Мервин Пик - Горменгаст Страница 17
- Категория: Фантастика и фэнтези / Социально-психологическая
- Автор: Мервин Пик
- Год выпуска: -
- ISBN: -
- Издательство: -
- Страниц: 120
- Добавлено: 2018-12-02 14:56:37
Мервин Пик - Горменгаст краткое содержание
Прочтите описание перед тем, как прочитать онлайн книгу «Мервин Пик - Горменгаст» бесплатно полную версию:Старинный замок, погрязший в ритуалах, пробуждается ото сна благодаря тому, кто решился в одиночку нарушить правила. Теперь каждый, кто осмелится пройтись по темным коридорам Горменгаста, окажется во власти его жгучего нетерпения, его жажды бунта.Цикл романов о замке Горменгаст, подобно «Властелину колец» Толкина, обрёл мировую славу как неоспоримая, бессмертная классика зарубежной литературы.
Мервин Пик - Горменгаст читать онлайн бесплатно
Ведшая к этой мостовой каменная же лестница затерялась под столетними, все погружающими в забвение плющами, ползучими побегами и сорными травами. Ни один живой человек никогда не ступал на гигантский ковер черного мха, покрывший мостовую, ни один не бродил вдоль ее обставленных стрельницами краев, там, где обитали цапли и ссорились галки да поочередно вершили свой грабеж солнечные лучи, и ветра, и дождь, и иней, и снег.
Некогда на эту террасу глядел переплет огромного створного окна. Он исчез. Ни битого стекла, ни железа, ни сгнившего дерева видно нигде не было. Быть может, под мхом и ползучими растениями крылись другие, более глубокие слои поросли, истлевшей от собственной древности; однако высокое окно уцелело, оберегая полую тьму лежащей за ним залы. Оно стояло, распахнув голый зев, в самой середине внутренней кромки мощенной террасы. По обе стороны от этой пещерной пасти были на изрядном расстоянии одно от другого пробиты в камне грубые дыры, служившие некогда добавочными окнами. Саму же залу обжили важные цапли – в ней они вскармливали и растили свой молодняк.
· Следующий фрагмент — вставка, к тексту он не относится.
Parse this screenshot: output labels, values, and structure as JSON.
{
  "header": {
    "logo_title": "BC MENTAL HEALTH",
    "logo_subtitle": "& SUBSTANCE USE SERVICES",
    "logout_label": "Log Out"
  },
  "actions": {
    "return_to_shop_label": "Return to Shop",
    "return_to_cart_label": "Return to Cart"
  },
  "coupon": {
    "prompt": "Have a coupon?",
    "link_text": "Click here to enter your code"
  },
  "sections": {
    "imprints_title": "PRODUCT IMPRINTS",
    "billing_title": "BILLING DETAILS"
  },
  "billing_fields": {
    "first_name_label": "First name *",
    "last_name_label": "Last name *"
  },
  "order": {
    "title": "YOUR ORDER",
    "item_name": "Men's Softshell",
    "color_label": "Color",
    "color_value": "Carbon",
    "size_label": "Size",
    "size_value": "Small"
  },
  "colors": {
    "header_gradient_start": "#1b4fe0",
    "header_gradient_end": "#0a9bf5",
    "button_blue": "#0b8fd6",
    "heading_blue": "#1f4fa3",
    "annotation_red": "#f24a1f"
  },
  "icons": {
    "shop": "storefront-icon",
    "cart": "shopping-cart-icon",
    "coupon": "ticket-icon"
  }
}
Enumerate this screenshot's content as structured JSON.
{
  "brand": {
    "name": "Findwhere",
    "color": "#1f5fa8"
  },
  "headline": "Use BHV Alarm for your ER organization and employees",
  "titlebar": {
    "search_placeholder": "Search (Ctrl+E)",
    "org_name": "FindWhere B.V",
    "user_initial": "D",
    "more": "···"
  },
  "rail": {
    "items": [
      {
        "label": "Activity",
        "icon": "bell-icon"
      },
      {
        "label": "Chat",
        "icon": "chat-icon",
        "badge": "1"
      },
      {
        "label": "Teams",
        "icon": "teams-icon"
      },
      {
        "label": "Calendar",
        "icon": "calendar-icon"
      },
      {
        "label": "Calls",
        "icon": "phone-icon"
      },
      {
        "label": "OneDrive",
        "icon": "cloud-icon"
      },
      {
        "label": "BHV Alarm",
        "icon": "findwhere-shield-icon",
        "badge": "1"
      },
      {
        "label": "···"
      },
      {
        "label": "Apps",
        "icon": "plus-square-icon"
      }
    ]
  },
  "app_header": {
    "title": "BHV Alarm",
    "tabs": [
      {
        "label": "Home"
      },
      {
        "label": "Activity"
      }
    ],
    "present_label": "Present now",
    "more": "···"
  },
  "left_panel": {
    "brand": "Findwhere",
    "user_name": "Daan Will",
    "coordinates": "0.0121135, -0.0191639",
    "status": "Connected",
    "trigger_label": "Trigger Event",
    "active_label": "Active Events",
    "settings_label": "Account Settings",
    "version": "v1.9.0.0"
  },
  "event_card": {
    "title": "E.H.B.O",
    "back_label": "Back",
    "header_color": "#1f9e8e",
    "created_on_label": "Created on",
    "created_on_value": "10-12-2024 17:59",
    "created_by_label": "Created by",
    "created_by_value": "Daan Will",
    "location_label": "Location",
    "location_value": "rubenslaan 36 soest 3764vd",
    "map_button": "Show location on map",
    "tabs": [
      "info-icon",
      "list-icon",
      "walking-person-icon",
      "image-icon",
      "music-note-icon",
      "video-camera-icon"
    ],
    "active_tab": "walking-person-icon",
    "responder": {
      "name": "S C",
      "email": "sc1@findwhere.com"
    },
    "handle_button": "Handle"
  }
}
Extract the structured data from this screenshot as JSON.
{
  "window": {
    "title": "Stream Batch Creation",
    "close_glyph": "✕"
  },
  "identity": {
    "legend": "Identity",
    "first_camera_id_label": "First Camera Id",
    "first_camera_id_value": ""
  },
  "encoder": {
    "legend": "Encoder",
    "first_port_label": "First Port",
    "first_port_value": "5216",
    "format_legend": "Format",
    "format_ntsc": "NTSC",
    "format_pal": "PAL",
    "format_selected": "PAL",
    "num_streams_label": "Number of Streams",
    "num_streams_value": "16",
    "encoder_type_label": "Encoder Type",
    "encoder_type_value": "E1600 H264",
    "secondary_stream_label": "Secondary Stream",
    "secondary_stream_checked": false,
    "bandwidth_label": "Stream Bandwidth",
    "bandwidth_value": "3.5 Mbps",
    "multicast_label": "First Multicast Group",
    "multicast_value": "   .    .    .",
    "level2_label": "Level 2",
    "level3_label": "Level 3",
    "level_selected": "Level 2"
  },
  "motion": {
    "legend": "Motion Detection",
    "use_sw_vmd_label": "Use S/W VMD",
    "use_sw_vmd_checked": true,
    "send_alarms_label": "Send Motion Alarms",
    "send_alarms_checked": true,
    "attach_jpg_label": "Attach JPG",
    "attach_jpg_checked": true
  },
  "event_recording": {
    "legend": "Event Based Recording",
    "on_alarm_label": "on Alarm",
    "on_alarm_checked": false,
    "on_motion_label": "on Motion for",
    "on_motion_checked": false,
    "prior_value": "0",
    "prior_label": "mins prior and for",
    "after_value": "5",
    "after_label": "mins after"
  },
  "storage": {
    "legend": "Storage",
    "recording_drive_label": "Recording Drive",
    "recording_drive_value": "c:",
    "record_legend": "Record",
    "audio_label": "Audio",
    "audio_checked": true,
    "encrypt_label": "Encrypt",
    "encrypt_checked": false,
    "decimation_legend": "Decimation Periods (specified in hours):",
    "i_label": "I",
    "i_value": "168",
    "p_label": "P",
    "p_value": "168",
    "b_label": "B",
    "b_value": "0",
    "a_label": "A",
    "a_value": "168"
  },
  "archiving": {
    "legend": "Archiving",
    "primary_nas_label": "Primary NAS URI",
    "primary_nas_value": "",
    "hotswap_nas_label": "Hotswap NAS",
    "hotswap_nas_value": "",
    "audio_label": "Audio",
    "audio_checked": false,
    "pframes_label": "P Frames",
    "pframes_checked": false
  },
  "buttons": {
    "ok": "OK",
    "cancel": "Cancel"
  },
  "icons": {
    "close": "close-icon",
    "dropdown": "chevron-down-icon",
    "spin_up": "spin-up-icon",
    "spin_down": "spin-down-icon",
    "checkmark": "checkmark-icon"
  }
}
Больше всего было здесь цапель серых, но имелись также альковы и ниши, в которых по освященному веками обычаю ютились и белые цапли, и выпи.
Пол этой залы, по которому когда-то в давно позабытый такт давно позабытой музыки плавно ступали, застывая и кружа один вкруг другого, влюбленные прошлых времен, – пол залы устилали теперь известково-белые прутья и веточки. Порою заходящее солнце, сползая к горизонту, забрасывало сюда косые лучи, и они скользили между неряшливых гнезд, и белые переплетенные прутья вспыхивали на полу, точно лепрозные кораллы, и там и сям (если дело происходило весной) сияло, как самоцветный камень, бледное голубовато-зеленое яйцо, или птенцы тянули из гнезд длинные шеи к окну, и тощие, припудренные пушком тельца их, освещенные западным солнцем, выступали из темноты, будто актеры на сцене.
Лучи позднего солнца ползли по неровному полу, выхватывая из мрака длинные, глянцевитые перья на шее цапли, стоявшей у разрушенного камина, затем что-то белело: это вспыхивал в тенях лоб ближней к цапле птицы… а затем, когда свет прорезал всю залу, в нем начинал вдруг плясать альков, полный всевозможных полосок, и пятен, и выпьей охряной желтизны.
Падали сумерки, каменные стены сочились зеленоватым светом. Далеко – над кровлями, над внешней стеной Горменгаста, над болотами и пустошами, над рекой и предгорьями с их лесами и рощами, над дальней дымкой неразличимых отсюда земель встала, поблескивая, как нефритовое изваяние, схожая с когтем вершина Горы Горменгаст. Зеленоватый свет нарушил оцепенение цапель, и из глубины залы понесся странный, стрекочущий, щелкающий щебет птенцов, видевших, что тьма сгущается, и понимавших, что для родителей наступает время охоты.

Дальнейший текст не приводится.